Kiruna
Kiruna - Northernmost Swedish town
Kiruna is the northernmost city in Sweden, sitting 200 kilometres above the Arctic Circle in Swedish Lapland. With a municipality of around 22,000 people, it is an important gateway for travellers exploring the far north of Sweden and the neighbouring regions of Norway and Finland, and the starting point for many of 50 Degrees North's winter journeys through Swedish Lapland.

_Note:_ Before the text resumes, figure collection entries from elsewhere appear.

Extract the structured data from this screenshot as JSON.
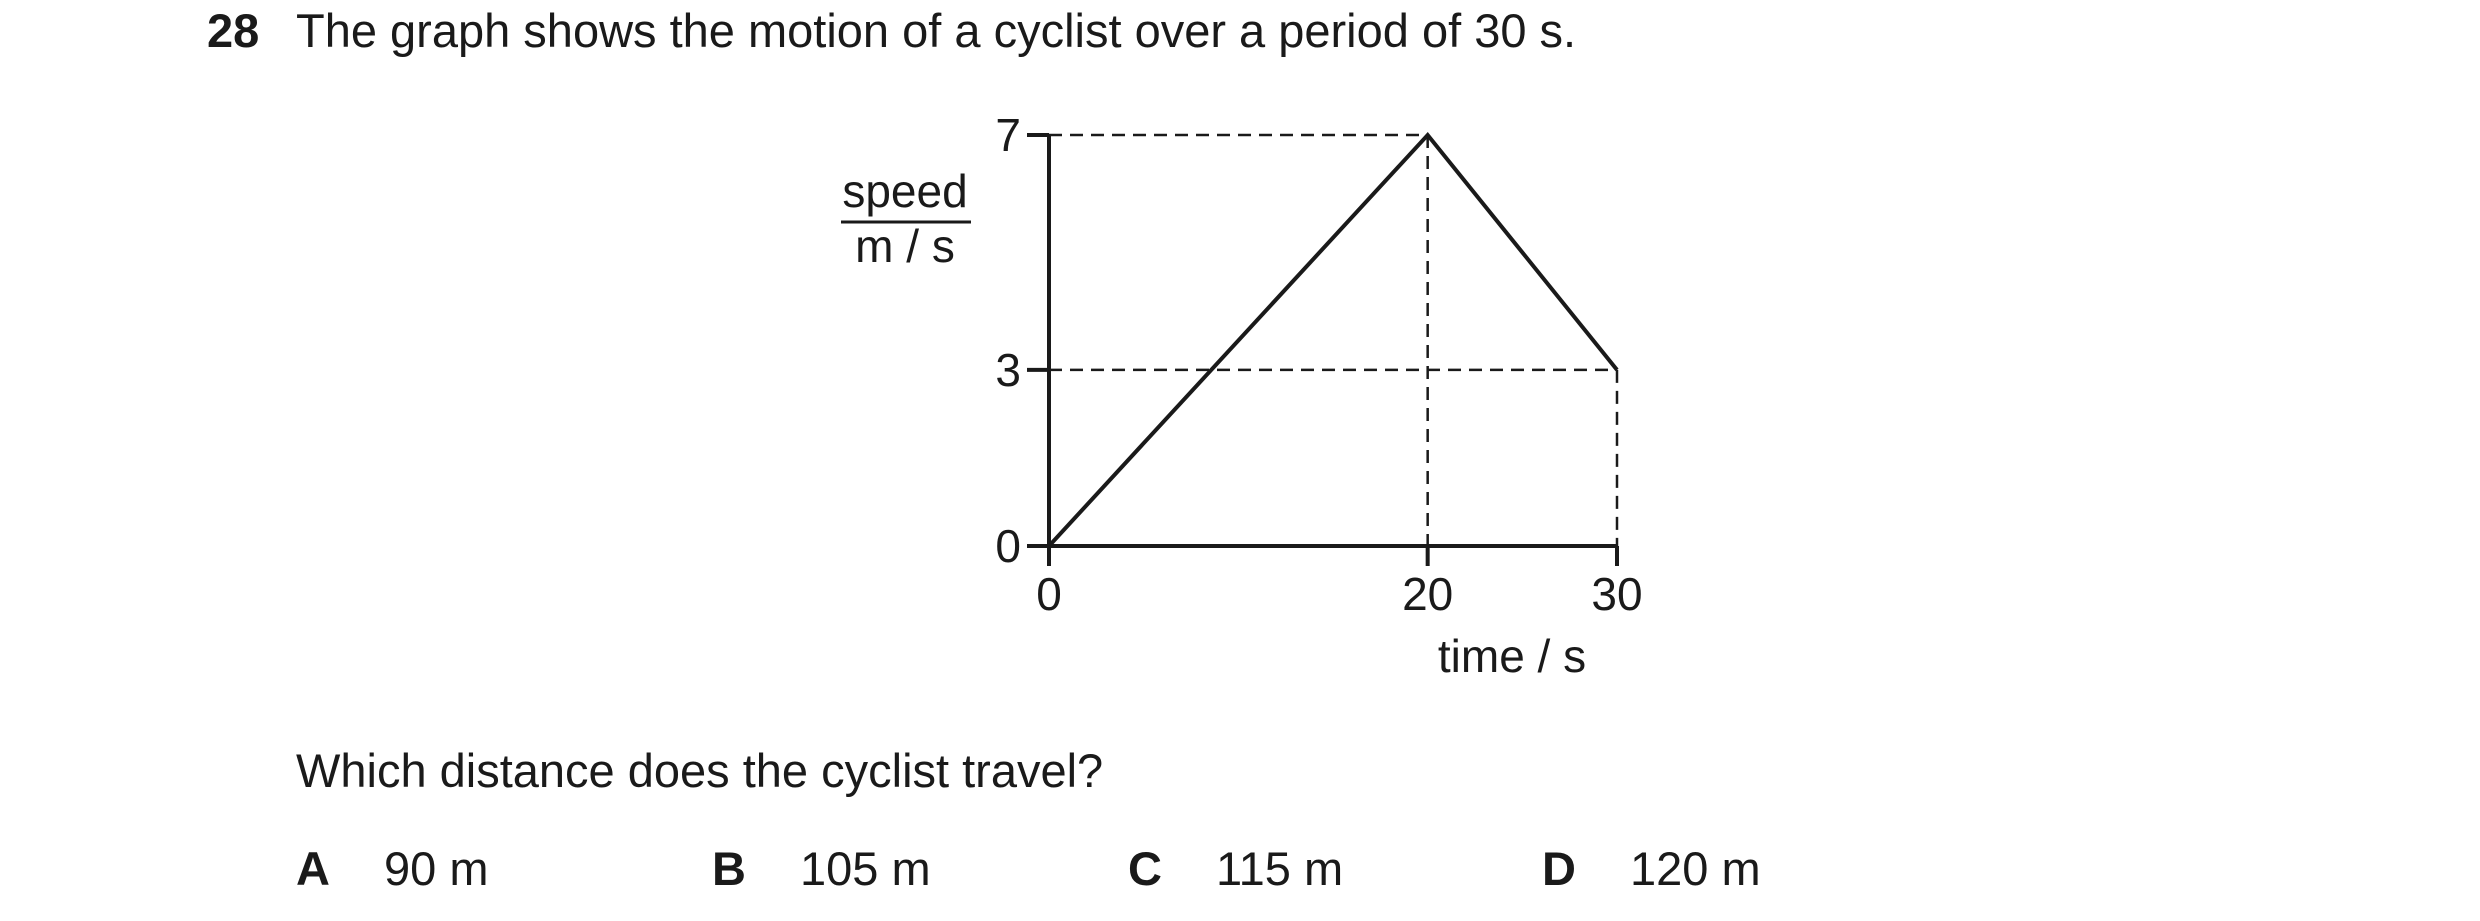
{
  "question": {
    "number": "28",
    "text": "The graph shows the motion of a cyclist over a period of 30 s.",
    "prompt": "Which distance does the cyclist travel?"
  },
  "options": [
    {
      "letter": "A",
      "value": "90 m"
    },
    {
      "letter": "B",
      "value": "105 m"
    },
    {
      "letter": "C",
      "value": "115 m"
    },
    {
      "letter": "D",
      "value": "120 m"
    }
  ],
  "chart_data": {
    "type": "line",
    "ylabel_top": "speed",
    "ylabel_bottom": "m / s",
    "xlabel": "time / s",
    "x_ticks": [
      "0",
      "20",
      "30"
    ],
    "y_ticks": [
      "0",
      "3",
      "7"
    ],
    "xlim": [
      0,
      30
    ],
    "ylim": [
      0,
      7
    ],
    "series": [
      {
        "x": [
          0,
          20,
          30
        ],
        "y": [
          0,
          7,
          3
        ]
      }
    ],
    "guide_lines": true,
    "colors": {
      "line": "#1a1a1a"
    }
  }
}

What makes Kiruna unlike anywhere else is a story that has been unfolding for two decades. The city is being moved. LKAB, the state-owned mining company whose iron ore mine dominates the region, warned in 2004 that the ground beneath Kiruna's centre was subsiding, and that the entire city would need to relocate three kilometres to the east to allow mining to continue. The process began in 2014 and is expected to be completed around 2035. In August 2025 it reached a defining moment: Kiruna Church, completed in 1912 and considered one of Sweden's most beautiful buildings, was placed on 224 remote-controlled wheels and moved five kilometres along a specially built road to its new location, with King Carl XVI Gustaf among those watching and Swedish television broadcasting the journey live. The new city centre, anchored by the striking Kristallen city hall designed by Henning Larsen Architects, is already open and functioning.

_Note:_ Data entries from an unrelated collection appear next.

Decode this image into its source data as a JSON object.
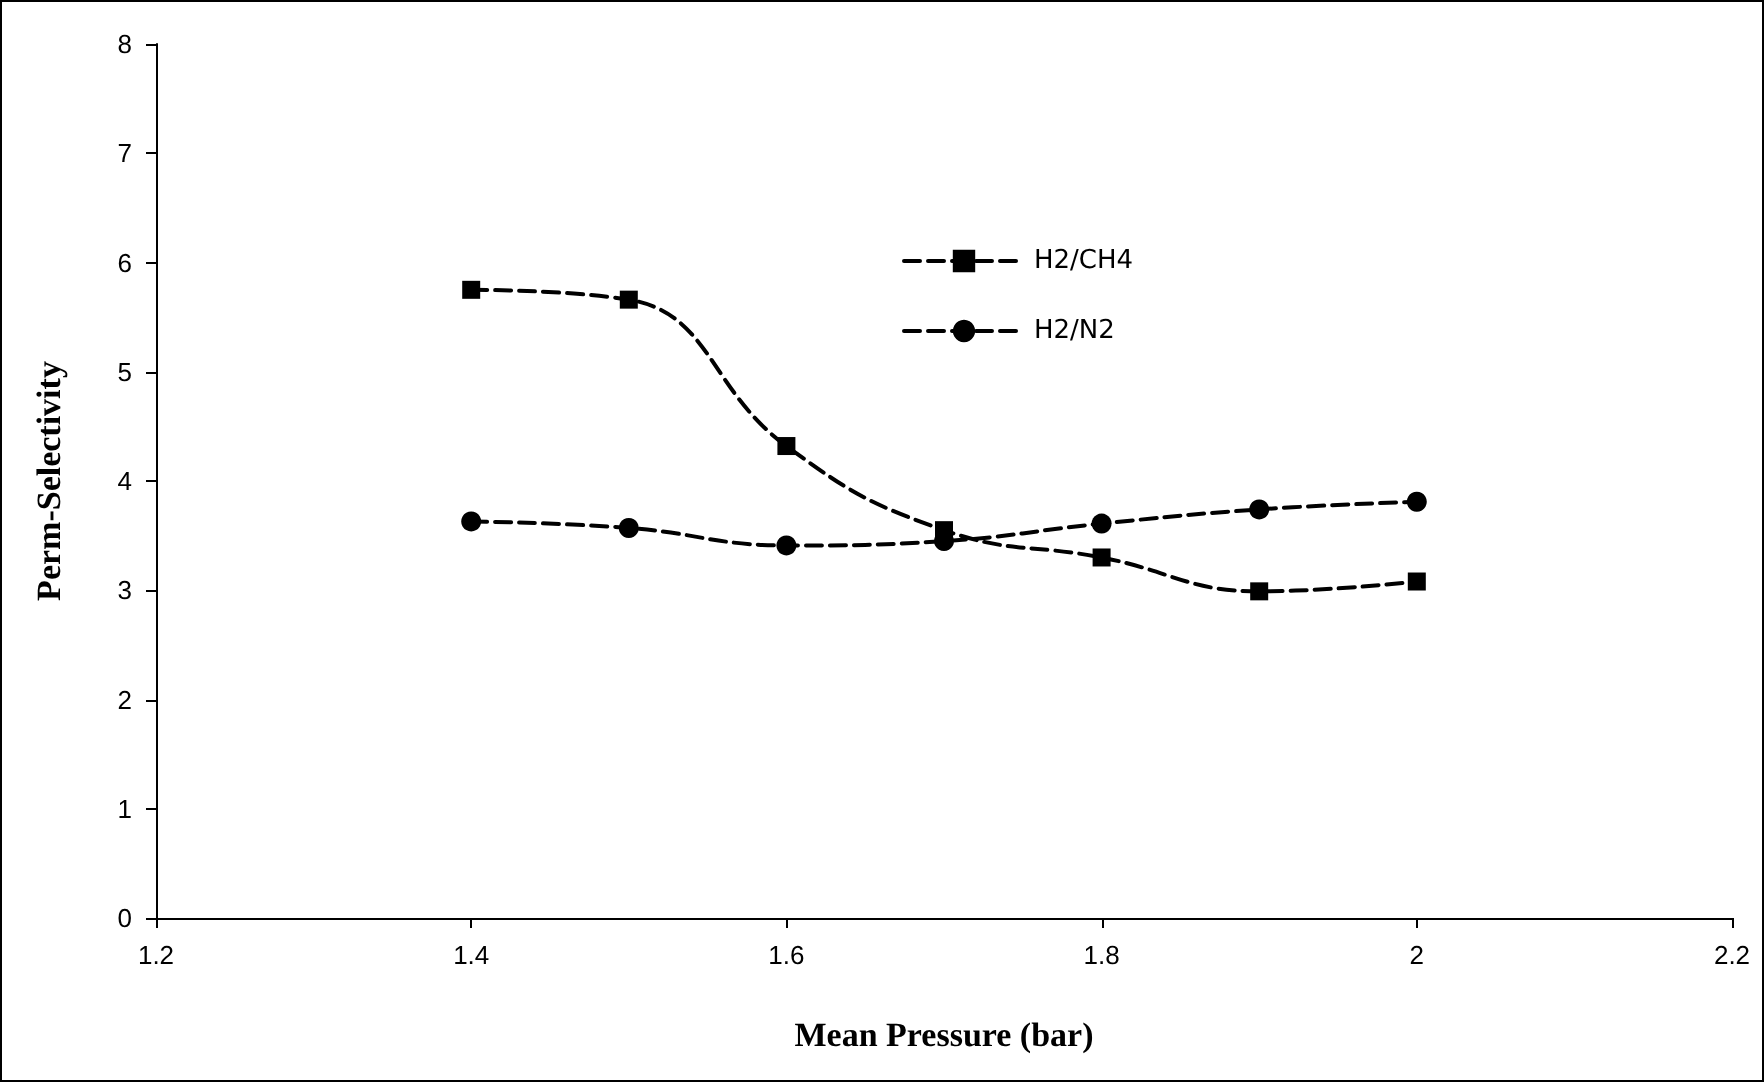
{
  "chart_data": {
    "type": "line",
    "xlabel": "Mean Pressure (bar)",
    "ylabel": "Perm-Selectivity",
    "x": [
      1.4,
      1.5,
      1.6,
      1.7,
      1.8,
      1.9,
      2.0
    ],
    "series": [
      {
        "name": "H2/CH4",
        "color": "#000000",
        "marker": "square",
        "line_style": "dashed",
        "values": [
          5.75,
          5.66,
          4.32,
          3.55,
          3.3,
          2.99,
          3.08
        ]
      },
      {
        "name": "H2/N2",
        "color": "#000000",
        "marker": "circle",
        "line_style": "dashed",
        "values": [
          3.63,
          3.57,
          3.41,
          3.45,
          3.61,
          3.74,
          3.81
        ]
      }
    ],
    "xlim": [
      1.2,
      2.2
    ],
    "xticks": [
      1.2,
      1.4,
      1.6,
      1.8,
      2,
      2.2
    ],
    "ylim": [
      0,
      8
    ],
    "yticks": [
      0,
      1,
      2,
      3,
      4,
      5,
      6,
      7,
      8
    ],
    "grid": false,
    "legend": "top"
  }
}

It is one of the most extraordinary urban transformations in the world, and visiting Kiruna today means witnessing it in progress.

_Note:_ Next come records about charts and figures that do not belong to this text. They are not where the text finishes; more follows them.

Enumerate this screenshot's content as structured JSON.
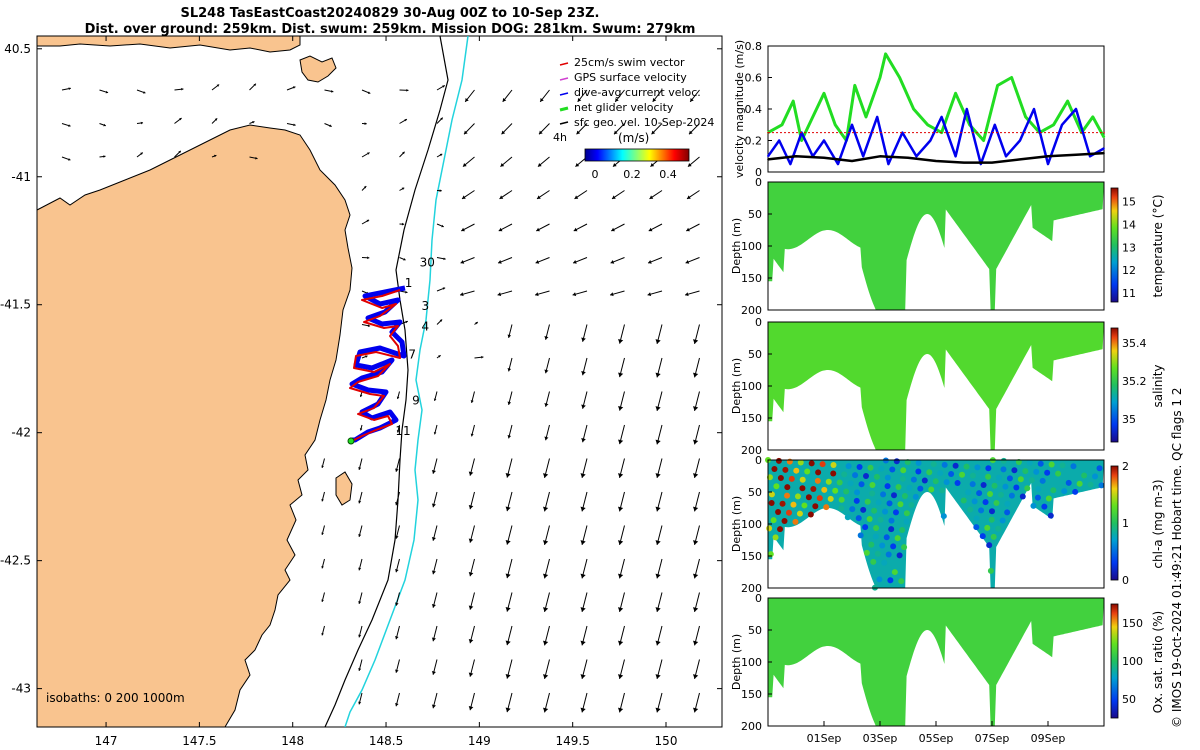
{
  "title": {
    "line1": "SL248 TasEastCoast20240829 30-Aug 00Z to 10-Sep 23Z.",
    "line2": "Dist. over ground: 259km. Dist. swum: 259km. Mission DOG: 281km. Swum: 279km"
  },
  "copyright": "© IMOS 19-Oct-2024 01:49:21 Hobart time. QC flags 1  2",
  "colors": {
    "land": "#f9c48f",
    "swim_vector": "#e00000",
    "gps_velocity": "#d040d0",
    "current": "#0000ee",
    "net_velocity": "#22dd22",
    "sfc_geo": "#000000",
    "isobath_200": "#000000",
    "isobath_1000": "#22d3dd"
  },
  "map": {
    "lon_ticks": [
      "147",
      "147.5",
      "148",
      "148.5",
      "149",
      "149.5",
      "150"
    ],
    "lat_ticks": [
      "40.5",
      "-41",
      "-41.5",
      "-42",
      "-42.5",
      "-43"
    ],
    "legend": [
      "25cm/s swim vector",
      "GPS surface velocity",
      "dive-avg current veloc.",
      "net glider velocity",
      "sfc geo. vel. 10-Sep-2024"
    ],
    "colorbar_title": "(m/s)",
    "colorbar_ticks": [
      "0",
      "0.2",
      "0.4"
    ],
    "label_4h": "4h",
    "isobaths": "isobaths: 0   200  1000m",
    "day_labels": [
      {
        "text": "30",
        "lon": 148.68,
        "lat": -41.35
      },
      {
        "text": "1",
        "lon": 148.6,
        "lat": -41.43
      },
      {
        "text": "3",
        "lon": 148.69,
        "lat": -41.52
      },
      {
        "text": "4",
        "lon": 148.69,
        "lat": -41.6
      },
      {
        "text": "7",
        "lon": 148.62,
        "lat": -41.71
      },
      {
        "text": "9",
        "lon": 148.64,
        "lat": -41.89
      },
      {
        "text": "11",
        "lon": 148.55,
        "lat": -42.01
      }
    ]
  },
  "chart_data": [
    {
      "type": "line",
      "title": "",
      "ylabel": "velocity magnitude (m/s)",
      "xlabel": "",
      "ylim": [
        0,
        0.8
      ],
      "yticks": [
        "0",
        "0.2",
        "0.4",
        "0.6",
        "0.8"
      ],
      "x_ticks": [
        "01Sep",
        "03Sep",
        "05Sep",
        "07Sep",
        "09Sep"
      ],
      "x_days": [
        2,
        4,
        6,
        8,
        10
      ],
      "x_range_days": [
        0,
        12
      ],
      "series": [
        {
          "name": "net glider velocity",
          "x": [
            0,
            0.5,
            0.9,
            1.2,
            1.6,
            2.0,
            2.4,
            2.8,
            3.1,
            3.5,
            4.0,
            4.2,
            4.7,
            5.2,
            5.7,
            6.2,
            6.7,
            7.2,
            7.7,
            8.2,
            8.7,
            9.2,
            9.7,
            10.2,
            10.7,
            11.2,
            11.6,
            12
          ],
          "values": [
            0.25,
            0.3,
            0.45,
            0.2,
            0.35,
            0.5,
            0.3,
            0.2,
            0.55,
            0.35,
            0.6,
            0.75,
            0.6,
            0.4,
            0.3,
            0.25,
            0.5,
            0.3,
            0.2,
            0.55,
            0.6,
            0.35,
            0.25,
            0.3,
            0.45,
            0.25,
            0.35,
            0.22
          ]
        },
        {
          "name": "dive-avg current veloc.",
          "x": [
            0,
            0.4,
            0.8,
            1.2,
            1.6,
            2.0,
            2.5,
            3.0,
            3.4,
            3.9,
            4.3,
            4.8,
            5.3,
            5.8,
            6.2,
            6.7,
            7.1,
            7.6,
            8.1,
            8.5,
            9.0,
            9.5,
            10.0,
            10.5,
            11.0,
            11.5,
            12
          ],
          "values": [
            0.1,
            0.2,
            0.05,
            0.25,
            0.1,
            0.2,
            0.05,
            0.3,
            0.1,
            0.35,
            0.05,
            0.25,
            0.1,
            0.2,
            0.35,
            0.1,
            0.4,
            0.05,
            0.3,
            0.1,
            0.2,
            0.4,
            0.05,
            0.3,
            0.4,
            0.1,
            0.15
          ]
        },
        {
          "name": "sfc geo. vel. 10-Sep-2024",
          "x": [
            0,
            1,
            2,
            3,
            4,
            5,
            6,
            7,
            8,
            9,
            10,
            11,
            12
          ],
          "values": [
            0.08,
            0.1,
            0.09,
            0.07,
            0.1,
            0.09,
            0.07,
            0.06,
            0.06,
            0.08,
            0.1,
            0.11,
            0.12
          ]
        },
        {
          "name": "25cm/s swim vector",
          "x": [
            0,
            12
          ],
          "values": [
            0.25,
            0.25
          ]
        }
      ]
    },
    {
      "type": "heatmap",
      "variable": "temperature (°C)",
      "ylabel": "Depth (m)",
      "ylim": [
        0,
        200
      ],
      "yticks": [
        "0",
        "50",
        "100",
        "150",
        "200"
      ],
      "colorbar_ticks": [
        "11",
        "12",
        "13",
        "14",
        "15"
      ],
      "colorbar_range": [
        10.6,
        15.6
      ],
      "value": 13.5
    },
    {
      "type": "heatmap",
      "variable": "salinity",
      "ylabel": "Depth (m)",
      "ylim": [
        0,
        200
      ],
      "yticks": [
        "0",
        "50",
        "100",
        "150",
        "200"
      ],
      "colorbar_ticks": [
        "35",
        "35.2",
        "35.4"
      ],
      "colorbar_range": [
        34.88,
        35.48
      ],
      "value": 35.25
    },
    {
      "type": "heatmap",
      "variable": "chl-a (mg m-3)",
      "ylabel": "Depth (m)",
      "ylim": [
        0,
        200
      ],
      "yticks": [
        "0",
        "50",
        "100",
        "150",
        "200"
      ],
      "colorbar_ticks": [
        "0",
        "1",
        "2"
      ],
      "colorbar_range": [
        0,
        2
      ],
      "value": 0.8
    },
    {
      "type": "heatmap",
      "variable": "Ox. sat. ratio (%)",
      "ylabel": "Depth (m)",
      "ylim": [
        0,
        200
      ],
      "yticks": [
        "0",
        "50",
        "100",
        "150",
        "200"
      ],
      "colorbar_ticks": [
        "50",
        "100",
        "150"
      ],
      "colorbar_range": [
        25,
        175
      ],
      "value": 112
    }
  ]
}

Beyond this, Kiruna has long been a destination in its own right. Kiruna Airport offers regular flights to Stockholm and serves as the main arrival point for visitors to northern Swedish Lapland. From here, the ICEHOTEL in Jukkasjärvi is around 20 minutes away, and Abisko National Park National Park, consistently rated among the world's best places to see the Northern Lights, is around an hour by road or rail. The Nordland railway line connects Kiruna with Narvik in Norway and Luleå on the Swedish coast.
The area has a long history connected to the Sámi people, the indigenous population of northern Scandinavia and Finland, who have lived here for thousands of years. Reindeer herding continues across the surrounding landscape, and Sámi culture and language remain visible throughout the city. The name Kiruna itself comes from the Sámi word giron, meaning snow grouse.
In December 2024, Kiruna was designated European Capital of Culture 2029, under the theme Movement: Below Ground, On Earth, In Space, drawing on the mine, the relocation, and the city's position at the intersection of Swedish, Sámi, and Tornedalian cultures.